I spent the morning of New Year’s Eve in a yoga/meditation class called Awaken. This just seemed like the perfect way to start the New Year. So on this cold, snowy morning, I trekked my way downtown in the snow to get my mind right, and to my surprise so did many other people. I was a bit nervous walking in and seeing all of those people. This particular studio prides itself on the intimate class size, but I swallowed my fear, and placed my yoga mat in the back of the class. Until they told us to turn around, surprise, now I am in the front row, right in front of the instructor.

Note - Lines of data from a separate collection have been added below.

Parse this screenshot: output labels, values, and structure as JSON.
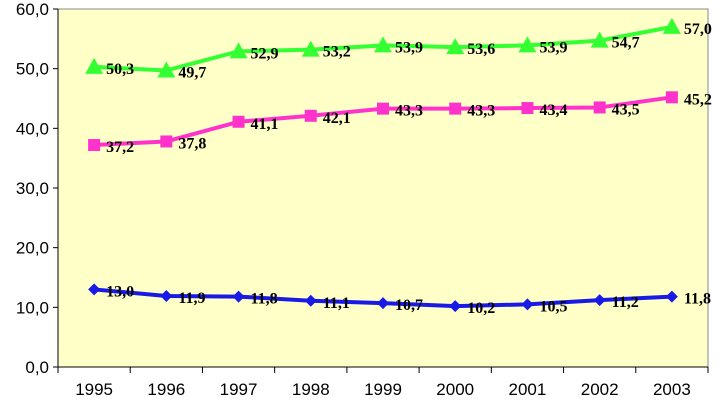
{
  "chart_data": {
    "type": "line",
    "categories": [
      "1995",
      "1996",
      "1997",
      "1998",
      "1999",
      "2000",
      "2001",
      "2002",
      "2003"
    ],
    "ylim": [
      0,
      60
    ],
    "yticks": [
      "0,0",
      "10,0",
      "20,0",
      "30,0",
      "40,0",
      "50,0",
      "60,0"
    ],
    "grid": false,
    "plot_background": "#FFFFC8",
    "series": [
      {
        "marker": "triangle",
        "color": "#33FF33",
        "values": [
          50.3,
          49.7,
          52.9,
          53.2,
          53.9,
          53.6,
          53.9,
          54.7,
          57.0
        ],
        "labels": [
          "50,3",
          "49,7",
          "52,9",
          "53,2",
          "53,9",
          "53,6",
          "53,9",
          "54,7",
          "57,0"
        ]
      },
      {
        "marker": "square",
        "color": "#FF33CC",
        "values": [
          37.2,
          37.8,
          41.1,
          42.1,
          43.3,
          43.3,
          43.4,
          43.5,
          45.2
        ],
        "labels": [
          "37,2",
          "37,8",
          "41,1",
          "42,1",
          "43,3",
          "43,3",
          "43,4",
          "43,5",
          "45,2"
        ]
      },
      {
        "marker": "diamond",
        "color": "#1A1AE6",
        "values": [
          13.0,
          11.9,
          11.8,
          11.1,
          10.7,
          10.2,
          10.5,
          11.2,
          11.8
        ],
        "labels": [
          "13,0",
          "11,9",
          "11,8",
          "11,1",
          "10,7",
          "10,2",
          "10,5",
          "11,2",
          "11,8"
        ]
      }
    ]
  }
}
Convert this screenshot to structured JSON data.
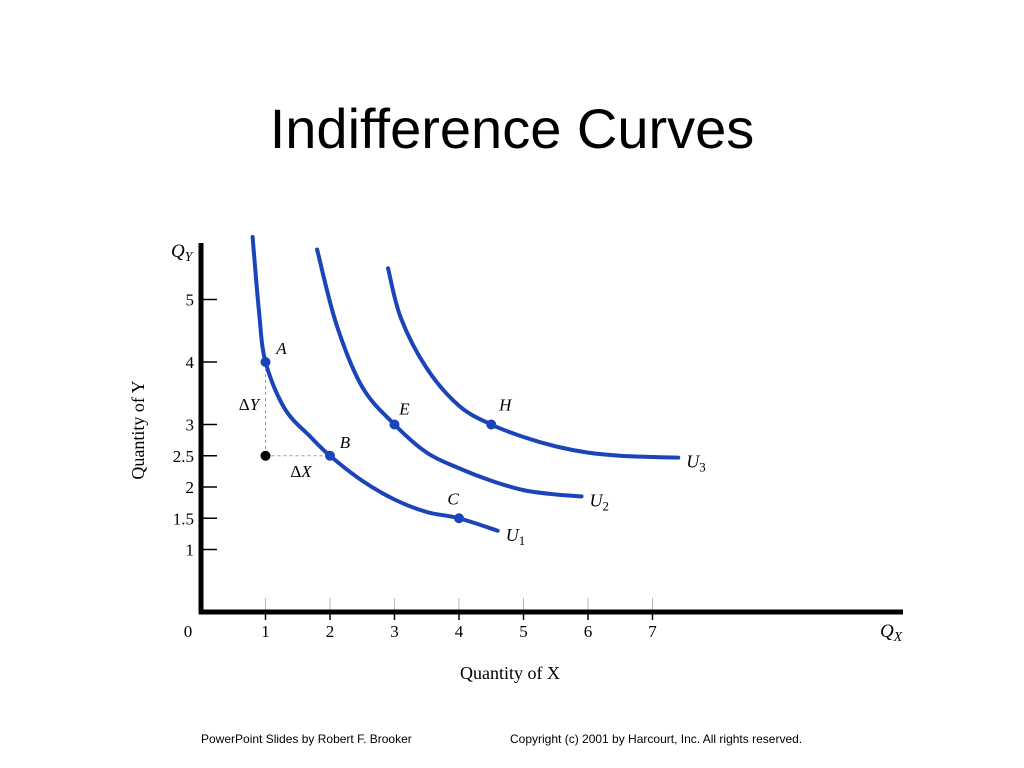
{
  "slide": {
    "title": "Indifference Curves",
    "footer_left": "PowerPoint Slides by Robert F. Brooker",
    "footer_right": "Copyright (c) 2001 by Harcourt, Inc. All rights reserved."
  },
  "chart_data": {
    "type": "line",
    "xlabel": "Quantity of X",
    "ylabel": "Quantity of Y",
    "x_axis_symbol": "Q",
    "x_axis_subscript": "X",
    "y_axis_symbol": "Q",
    "y_axis_subscript": "Y",
    "origin_label": "0",
    "xlim": [
      0,
      10.8
    ],
    "ylim": [
      0,
      6
    ],
    "x_ticks": [
      1,
      2,
      3,
      4,
      5,
      6,
      7
    ],
    "y_ticks": [
      1,
      1.5,
      2,
      2.5,
      3,
      4,
      5
    ],
    "y_tick_labels": [
      "1",
      "1.5",
      "2",
      "2.5",
      "3",
      "4",
      "5"
    ],
    "curve_color": "#1a44b8",
    "series": [
      {
        "name": "U",
        "subscript": "1",
        "x": [
          0.8,
          0.9,
          1.0,
          1.3,
          1.7,
          2.0,
          2.5,
          3.0,
          3.5,
          4.0,
          4.6
        ],
        "y": [
          6.0,
          4.8,
          4.0,
          3.25,
          2.8,
          2.5,
          2.1,
          1.8,
          1.6,
          1.5,
          1.3
        ],
        "points": [
          {
            "label": "A",
            "x": 1,
            "y": 4
          },
          {
            "label": "B",
            "x": 2,
            "y": 2.5
          },
          {
            "label": "C",
            "x": 4,
            "y": 1.5
          }
        ]
      },
      {
        "name": "U",
        "subscript": "2",
        "x": [
          1.8,
          2.1,
          2.5,
          3.0,
          3.5,
          4.0,
          4.5,
          5.0,
          5.5,
          5.9
        ],
        "y": [
          5.8,
          4.6,
          3.6,
          3.0,
          2.55,
          2.3,
          2.1,
          1.95,
          1.88,
          1.85
        ],
        "points": [
          {
            "label": "E",
            "x": 3,
            "y": 3
          }
        ]
      },
      {
        "name": "U",
        "subscript": "3",
        "x": [
          2.9,
          3.1,
          3.5,
          4.0,
          4.5,
          5.0,
          5.5,
          6.0,
          6.5,
          7.0,
          7.4
        ],
        "y": [
          5.5,
          4.7,
          3.9,
          3.3,
          3.0,
          2.8,
          2.65,
          2.55,
          2.5,
          2.48,
          2.47
        ],
        "points": [
          {
            "label": "H",
            "x": 4.5,
            "y": 3
          }
        ]
      }
    ],
    "annotations": {
      "black_point": {
        "x": 1,
        "y": 2.5
      },
      "delta_y_label": "ΔY",
      "delta_x_label": "ΔX"
    }
  }
}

As soon as I went into child’s pose and found my breath, I forgot about being in the front row and did not care who was staring at me from behind. As we inhaled what we did not want to take into the New Year, we exhaled something more positive that we wanted to bring with us. The consistent question was “What is your intention for 2018?” I had a few thoughts, but the one thing that continued to stick with me was Self-Love.
As I thought about this intention even after the class, it struck me that Self-Love is not just about self-esteem or self-confidence, because honestly I have both of those. But what I need more of is knowing my self-worth, putting myself first, saying no and indulging in more self-care.
This is my first time setting an intention, and I honestly like it more than just setting a goal. It just feels more open-ended when I say, “My intention is to practice Self-Love” it encompasses so many things. I literally am thinking about things that happen in my life and before I make a choice, I ask myself “does this honor me?” For example, the day before NYE, an acquaintance asked if I could help him with his NYE event, and in return, I would have free admission. I planned to stay in on NYE and I really wanted to keep it like that. Because of my people-pleasing personality, I asked more about what I would be doing, but I never said yes I would do it. Much to my surprise, I received a message telling me my name was on the list and to be there at 9:30. My eyes widened as I read it, I panicked a little, and re-read my messages, as I knew that I had not committed to the event. For a split second, I considered going since he assumed I would be there, but deep down inside I did not want to go. Now, my mind is racing thinking how I am going to tell him I am not coming without being an inconvenience, or being rude or letting him down. I talked it over with my sister and after our conversation; I knew I had to honor myself. I responded with a polite message, and I stayed in on NYE, as I had planned. He never responded, and I held on to that briefly, but I am learning that when I honor myself, I cannot control how the other person feels.
My two tips in setting your own intentions would be:
- Keep it positive
Setting an intention is a positive act, so instead of saying, “stop stressing so much” you can say “Walk in peace and love”. The latter sounds obtainable, by walking in peace in love you are already cutting the stress out of your life.
- Keep it open-ended
When an intention is open-ended, it is adaptable to many situations, and you will not feel the pressure of a deadline. It becomes more of a lifestyle versus a goal.
What are your intentions for 2018? I would love to hear them!